Die Mitglieder des Regionalen Köcheklubs Gera e.V. sind offenbar von Frühlingsgefühlen erfasst und wollen diese aufs Geraer Publikum übertragen. Zumindest lässt es das Motto des beliebten Köcheballs vermuten, zu welchem nun schon zum zwölften Male in die Räume von Rieger Showbühne und Ballsaal eingeladen wird. Wie der 1. Vorsitzende des Vereins Patrick Schulze informierte, erwarten die Veranstalter unter dem Motto „Tanz in den Frühling“ mehr als 400 Gäste am Sonnabend, 22. März, zu fröhlicher geselliger Runde und erlesenem Schmaus der leichten und gesunden Küche.
Das Ambiente stimmt. Rieger Gastro hat die Räumlichkeiten auf attraktive Weise farbenfreudig modernisiert. Und Farbe strahlt auch das bunte Programm aus. Für die richtige musikalische Einstimmung aller Tanzwütigen auf die schöne Jahreszeit will die Band „Reckless“ sorgen. Mit Showeinlagen brillieren Mitglieder des Fördervereins „Tanzen e.V.“ und des Artistikstudios „Toledos“. Ein herzliches Willkommen gilt Köchen aus Geras Partnerstadt Arnheim, die zum wiederholten Male niederländische Köstlichkeiten anbieten.
Der Köcheball als ein echtes Thüringer Original wird nicht zuletzt aufgewertet durch die Politik. So fungieren als Schirmherrinnen die Präsidentin des Thüringer Landtages, Birgit Diezel, und Oberbürgermeisterin Dr. Viola Hahn.
Der alljährliche Köcheball stellt jedes Mal einen Höhepunkt der vielgestaltigen Klubarbeit dar. Der Verein zählt derzeit knapp 60 Mitglieder, darunter zehn Lehrlinge. Der Vorstand umfasst acht Personen, alles erfahrene Könner der einheimischen Kochkunst. Einer ist nicht mehr unter ihnen, das leider zu früh verstorbene langjährige verdienstvolle Vorstandsmitglied Ralf Grützbach. 
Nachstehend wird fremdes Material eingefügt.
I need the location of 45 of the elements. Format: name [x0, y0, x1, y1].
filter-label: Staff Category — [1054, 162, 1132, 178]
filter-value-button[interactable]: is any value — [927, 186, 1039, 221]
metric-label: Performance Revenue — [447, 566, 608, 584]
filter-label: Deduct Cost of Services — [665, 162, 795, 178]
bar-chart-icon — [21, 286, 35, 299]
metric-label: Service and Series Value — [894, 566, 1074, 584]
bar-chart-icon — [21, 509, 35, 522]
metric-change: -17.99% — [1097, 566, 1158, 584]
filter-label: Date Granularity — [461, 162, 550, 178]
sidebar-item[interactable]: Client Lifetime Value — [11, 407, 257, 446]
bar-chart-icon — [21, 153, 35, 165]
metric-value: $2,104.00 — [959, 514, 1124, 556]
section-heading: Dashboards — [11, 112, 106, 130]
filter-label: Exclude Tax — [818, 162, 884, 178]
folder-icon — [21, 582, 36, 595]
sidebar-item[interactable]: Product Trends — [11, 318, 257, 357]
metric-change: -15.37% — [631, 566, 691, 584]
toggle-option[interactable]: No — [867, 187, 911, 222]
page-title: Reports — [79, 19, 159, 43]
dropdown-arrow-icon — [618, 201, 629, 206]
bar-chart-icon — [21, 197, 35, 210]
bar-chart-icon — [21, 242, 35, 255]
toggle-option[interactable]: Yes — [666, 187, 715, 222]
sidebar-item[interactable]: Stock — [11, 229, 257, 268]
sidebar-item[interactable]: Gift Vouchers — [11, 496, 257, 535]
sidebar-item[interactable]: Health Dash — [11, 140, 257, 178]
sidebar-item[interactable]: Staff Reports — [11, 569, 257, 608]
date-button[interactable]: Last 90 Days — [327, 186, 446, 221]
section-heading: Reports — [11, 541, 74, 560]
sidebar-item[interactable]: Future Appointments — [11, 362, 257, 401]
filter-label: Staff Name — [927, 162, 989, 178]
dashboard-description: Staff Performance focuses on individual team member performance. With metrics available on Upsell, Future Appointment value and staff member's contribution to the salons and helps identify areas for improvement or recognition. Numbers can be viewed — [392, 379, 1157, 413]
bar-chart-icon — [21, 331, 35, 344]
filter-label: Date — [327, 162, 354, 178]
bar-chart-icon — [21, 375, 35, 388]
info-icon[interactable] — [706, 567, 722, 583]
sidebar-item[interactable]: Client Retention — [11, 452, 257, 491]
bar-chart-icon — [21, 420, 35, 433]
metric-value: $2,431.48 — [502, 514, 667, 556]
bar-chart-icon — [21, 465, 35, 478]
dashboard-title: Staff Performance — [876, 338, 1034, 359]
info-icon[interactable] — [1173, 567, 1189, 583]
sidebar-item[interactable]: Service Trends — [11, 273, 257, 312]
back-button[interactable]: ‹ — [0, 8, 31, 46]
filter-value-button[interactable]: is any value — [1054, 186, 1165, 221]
Zum diesjährigen Köcheball werden Vereinsmitglieder verstärkt vor dem Publikum Schaukochen vorführen. Hier lässt sich u.a. viel vom ehemaligen Vereinsvorsitzenden und jetzigen Ehrenvorsitzenden Wolfgang Hunger abgucken. Was die Thüringer Kochkunst so drauf hat, widerspiegelt sich in den Rezepten der Broschüre „Topfglotzer“, die der Verein bereits in vierten Auflage herausgibt. Die Gäste des Abends können das Büchlein käuflich erwerben.
Eine Veranstaltung in dieser Größenordnung ist ohne Sponsoren undenkbar. Förderer sind auch diesmal etwa 20 Firmen. 
Leider fallen in den Becher der Freude Wermutstropfen. Der Vereinsvorstand hatte an rund 80 einheimische Gastronomiebetriebe Einladungen verschickt, um ihnen die Gelegenheit zu geben, sich mit ihrer Kochkunst zu präsentieren und so Werbung für das eigene Unternehmen zu betreiben. 
Noch nicht einmal acht Zusagen kamen. In Anbetracht dessen musste der traditionelle Wettbewerb um das beste und schönste Platten-Schaustück ausfallen. Schade, schade.
Die Ursachen liegen auf der Hand. Den Gastronomiebetrieben mangelt es an fachlichem Nachwuchs. Umso mehr sind die Anstrengungen des Geraer Köcheklubs zu würdigen, der mit vielen Veranstaltungen, darunter auch dem gefragten Köcheball, beste Werbung für die heimische Kochkunst und den Beruf des Kochs betreibt.